Court Addresses Work Product Protection for Documents Testifying Experts Prepare After Their Report

November 19, 2008

The vast majority of courts require testifying experts to produce all of the material they create in that role, as well as all materials they receive from the party hiring them (even if the work product protection would otherwise cover those materials). Very few courts have dealt with material testifying experts create after they supply their expert’s report.

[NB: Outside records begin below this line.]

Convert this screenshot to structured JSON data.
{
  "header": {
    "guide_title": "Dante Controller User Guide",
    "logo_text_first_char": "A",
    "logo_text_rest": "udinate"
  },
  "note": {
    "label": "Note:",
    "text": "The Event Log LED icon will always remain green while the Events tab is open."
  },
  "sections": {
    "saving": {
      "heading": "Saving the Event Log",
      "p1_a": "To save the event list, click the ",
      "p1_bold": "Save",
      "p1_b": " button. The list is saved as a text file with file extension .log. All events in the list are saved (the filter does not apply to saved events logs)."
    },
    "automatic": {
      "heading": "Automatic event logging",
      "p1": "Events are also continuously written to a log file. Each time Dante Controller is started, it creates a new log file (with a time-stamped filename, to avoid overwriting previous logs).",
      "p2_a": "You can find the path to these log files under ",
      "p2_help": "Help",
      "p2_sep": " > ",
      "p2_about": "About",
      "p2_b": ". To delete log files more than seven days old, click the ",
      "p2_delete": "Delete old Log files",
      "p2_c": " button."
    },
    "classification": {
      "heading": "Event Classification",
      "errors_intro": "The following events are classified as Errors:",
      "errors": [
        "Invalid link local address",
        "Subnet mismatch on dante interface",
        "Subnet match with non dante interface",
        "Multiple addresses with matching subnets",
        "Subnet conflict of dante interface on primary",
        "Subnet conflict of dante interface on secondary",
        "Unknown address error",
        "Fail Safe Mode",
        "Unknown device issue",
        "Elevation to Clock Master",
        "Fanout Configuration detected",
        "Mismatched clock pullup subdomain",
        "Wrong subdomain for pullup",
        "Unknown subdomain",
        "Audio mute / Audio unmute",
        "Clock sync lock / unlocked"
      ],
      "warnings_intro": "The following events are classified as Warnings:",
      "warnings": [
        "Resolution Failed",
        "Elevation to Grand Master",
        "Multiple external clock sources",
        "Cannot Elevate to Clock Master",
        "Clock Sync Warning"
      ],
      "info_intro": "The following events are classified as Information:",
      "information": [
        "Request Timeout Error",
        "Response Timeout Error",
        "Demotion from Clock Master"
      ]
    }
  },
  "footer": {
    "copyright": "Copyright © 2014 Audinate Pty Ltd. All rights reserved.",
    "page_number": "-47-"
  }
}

In FTC v. Lane Labs-USA, Inc., Civ. A. No. 00-CV-3174 (DMC), 2008 U.S. Dist. LEXIS 64776 (D.N.J. Aug. 25, 2008) (unpublished opinion), the FTC sought the production of an e-mail defendant Lane Labs’ testifying expert prepared one year after submitting his report on the issue before the FTC. The court pointed to Federal Rule of Civil Procedure 26(a)(2)(B), which requires testifying experts to disclose “‘the data or other information considered by the witness'” in forming an opinion. Id. at *3. The court noted that the testifying expert’s e-mail amounted to “a reaction to the report of the FTC’s expert,” rather than as a basis for his own opinion. Id. at *7. The court rejected the FTC’s efforts to obtain the e-mail, noting that “if a party was entitled to update discovery about what an expert thought about the other expert’s testimony, the process would never end.” Id. at *8.

Although litigants should not count on every court taking this position, it should come as some comfort to know that courts occasionally apply common sense to this aspect of the work product doctrine.